Generalizable data-driven turbulence closure modeling on unstructured grids with differentiable physics

TL;DR

This paper presents a novel framework for embedding deep learning models, specifically graph neural networks, within finite element CFD solvers to develop stable, physically consistent, and generalizable turbulence closure models for complex unstructured domains.

Contribution

It introduces an end-to-end differentiable physics-based approach for data-driven turbulence modeling using GNNs within finite element solvers, applicable to complex 3D turbulent flows.

Findings

GNN-based closure achieves low prediction errors

Recovers key turbulence statistics and structures

Works in data-limited scenarios

Abstract

Differentiable physical simulators are proving to be valuable tools for developing data-driven models for computational fluid dynamics (CFD). In particular, these simulators enable end-to-end training of machine learning (ML) models embedded within CFD solvers. This paradigm enables novel algorithms which combine the generalization power and low cost of physics-based simulations with the flexibility and automation of deep learning methods.

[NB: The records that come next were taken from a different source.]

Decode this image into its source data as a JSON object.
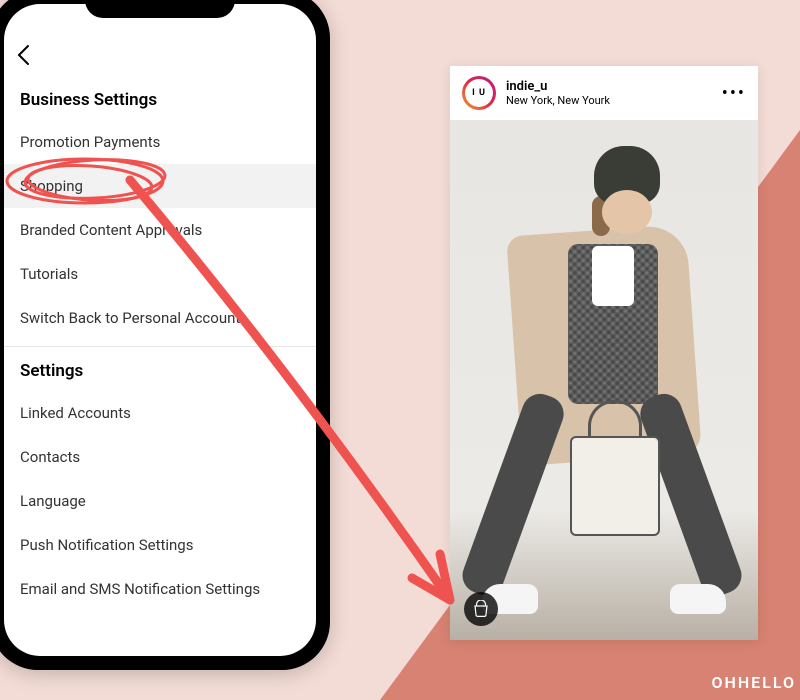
{
  "phone": {
    "sections": {
      "business": {
        "title": "Business Settings",
        "items": [
          "Promotion Payments",
          "Shopping",
          "Branded Content Approvals",
          "Tutorials",
          "Switch Back to Personal Account"
        ],
        "highlighted_index": 1
      },
      "general": {
        "title": "Settings",
        "items": [
          "Linked Accounts",
          "Contacts",
          "Language",
          "Push Notification Settings",
          "Email and SMS Notification Settings"
        ]
      }
    }
  },
  "post": {
    "avatar_initials": "I U",
    "username": "indie_u",
    "location": "New York, New Yourk",
    "more_label": "•••"
  },
  "annotation": {
    "circle_color": "#ef5350",
    "arrow_color": "#ef5350"
  },
  "watermark": "OHHELLO"
}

In this study, we introduce a framework for embedding deep learning models within a finite element solver for incompressible Navier-Stokes equations, specifically applying this approach to learn a subgrid-scale (SGS) closure with a graph neural network (GNN). We first demonstrate the feasibility of the approach on flow over a two-dimensional backward-facing step, using it as a proof of concept to show that solver-consistent training produces stable and physically meaningful closures. Then, we extend this to a turbulent flow over a three-dimensional backward-facing step. In this setting, the GNN-based closure not only attains low prediction errors, but also recovers key turbulence statistics and preserves multiscale turbulent structures. We further demonstrate that the closure can be identified in data-limited learning scenarios as well. Overall, the proposed end-to-end learning paradigm offers a viable pathway toward physically consistent and generalizable data-driven SGS modeling on complex and unstructured domains.